Wednesday, September 4, 2013

Syria and Auschwitz

No, Syria isn't Auschwitz.

Nothing is ever exactly something else.  But that old horror may help us in trying to decide, each of us in our own minds:  Should we attack Syria's dreadful leader for having used poison gas in defiance of international law and human decency?

The Jews of America, who were just beginning to understand how to make a political case for themselves, begged FDR to bomb the railroads leading into the death camps. They even begged him to bomb the death camps themselves rather than let the Nazis continue relentlessly killing the Jews in the gas chambers.  Let us remember that at that point, even as Germany was clearly losing the war and was running out of supplies, even running out of coal to run the trains needed in its war effort, nevertheless the pace of extermination continued.  Nothing else tells us as much about the Nazis as does that fact.

FDR refused the request.  I don't know why.  If I have ever found out, I have put it from my mind because there can be no satisfactory answer.  Why not give mercy?  What strategic or tactical reason could have stopped FDR?

Is that what we are confronted with now?  Arguments against mercy?

Indeed it's argued that nothing we do now can really deter Assad.  That anything we do may cause repercussions.  That lots of people have already died.  That more will die anyway.  That we shouldn't get involved in these things.  That it's not our job to take care of the world.

This last argument annoys me.  It is in fact our job to take care of the world.  We keep claiming to be the leader of the world. Well, folks, being a leader means taking care of the people. We have been doing it steadily for just over 100 years, beginning with Teddy Roosevelt stepping in to mediate the Japanese-Russian war and getting a Nobel Peace Prize for it.  Next we foot-dragged but finally went into WWI, the last time gas was used in a big way in a war.  We ended that dreadful war of mindless attrition. Then we won WWII and saved the world.  Then we kept millions of South Koreans from the agony of Communist dictatorship.  And one way or another we did the same for the people of Greece and other countries as the Cold War wound its tortuous way through the decades.  God forgive us, we meant to do the same for the Vietnamese people but misread that situation from beginning to end.
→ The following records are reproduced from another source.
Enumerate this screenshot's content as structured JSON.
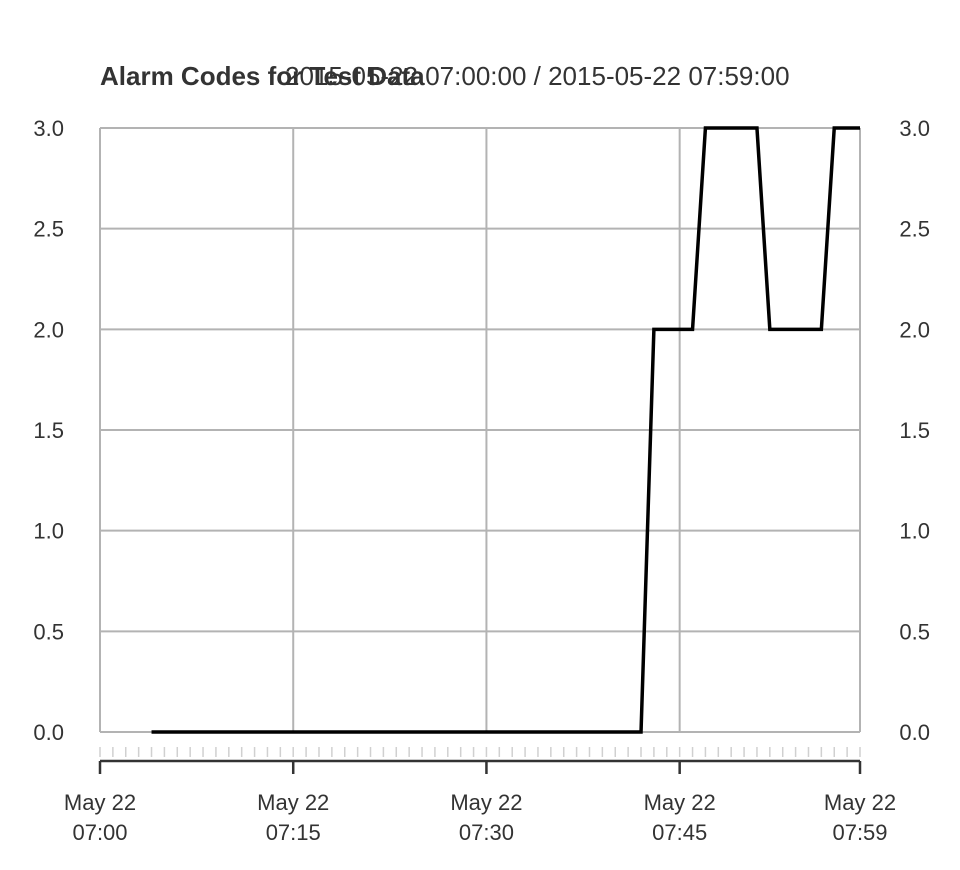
{
  "chart_data": {
    "type": "line",
    "title": "Alarm Codes for Test Data",
    "subtitle": "2015-05-22 07:00:00 / 2015-05-22 07:59:00",
    "xlabel": "",
    "ylabel": "",
    "grid": true,
    "ylim": [
      0,
      3
    ],
    "y_ticks": [
      "0.0",
      "0.5",
      "1.0",
      "1.5",
      "2.0",
      "2.5",
      "3.0"
    ],
    "x_ticks": [
      {
        "line1": "May 22",
        "line2": "07:00",
        "time": "07:00"
      },
      {
        "line1": "May 22",
        "line2": "07:15",
        "time": "07:15"
      },
      {
        "line1": "May 22",
        "line2": "07:30",
        "time": "07:30"
      },
      {
        "line1": "May 22",
        "line2": "07:45",
        "time": "07:45"
      },
      {
        "line1": "May 22",
        "line2": "07:59",
        "time": "07:59"
      }
    ],
    "series": [
      {
        "color": "#000000",
        "points": [
          [
            "07:04",
            0
          ],
          [
            "07:42",
            0
          ],
          [
            "07:43",
            2
          ],
          [
            "07:46",
            2
          ],
          [
            "07:47",
            3
          ],
          [
            "07:51",
            3
          ],
          [
            "07:52",
            2
          ],
          [
            "07:56",
            2
          ],
          [
            "07:57",
            3
          ],
          [
            "07:59",
            3
          ]
        ]
      }
    ]
  }
}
We have often bumbled and stumbled badly.

But we are not a bad people.  We are not a warmongering, blood-thirsty people.  Iraq was, of course, a bad mistake based on big lies.  I never believed the Bush people and the stuff about nuclear and chemical weapons.  Instead I kept hearing the echo of Karl Rove telling Bush he needed a war so he could win the 2004 election.  (This was actually published early on and promptly forgotten.)

But if we step aside on the issue of chemical weapons because Bush screwed up horribly in going into Iraq, then we have doubled the dire effect of his Iraq mistake.  We have crippled ourselves from being who we are.  If there are to be standards of decent human behavior, there has to be someone willing to stand up for those standards.  There has to be someone willing to bomb railroads that lead to death camps.  Or even bomb the death camps.

We organized and hosted the beginnings of the United Nations, based on the premise that war is wrong and that the world should outlaw it as illegal.  That invading other countries is wrong.  These were new ideas.  Before the UN met for the first time in San Francisco, going to war was the normal business of states.  I know.  I remember those times.

It was the USA which led the way into the new era, the new consciousness.  The era we are now in, when war is so appalling that we hesitate to even bomb a man who slaughters his own people with poison gas.  Who kills children and babies and makes no attempt even to hide this act in a camp somewhere.

Are we who created the era of anti-war thus to cripple ourselves from doing our duty to stop the worst outrages of someone else's war?

And can we say that this is not our duty when we have boasted and strutted about being a world leader for a century?

We did nothing for too long about the people of Sarajevo being shot down in their own streets just trying to get to a store for bread.  (Remember the woman distance runner who so wanted to get to the Olympics that she dodged bullets just to keep up her running?)  We did nothing at all for the half million being slaughtered in Rwanda, and we hang our heads in shame to this day.

How much is the life of one more Syrian baby worth?  Is it worth taking a chance and answering a call for mercy?

From one whose father's entire family died in the Nazi camps, the answer can only be that this time we must do our duty and try to save the helpless.  For me, this is not going to war.  It's going to the rescue.

There's a very big difference.  I hope you see it too.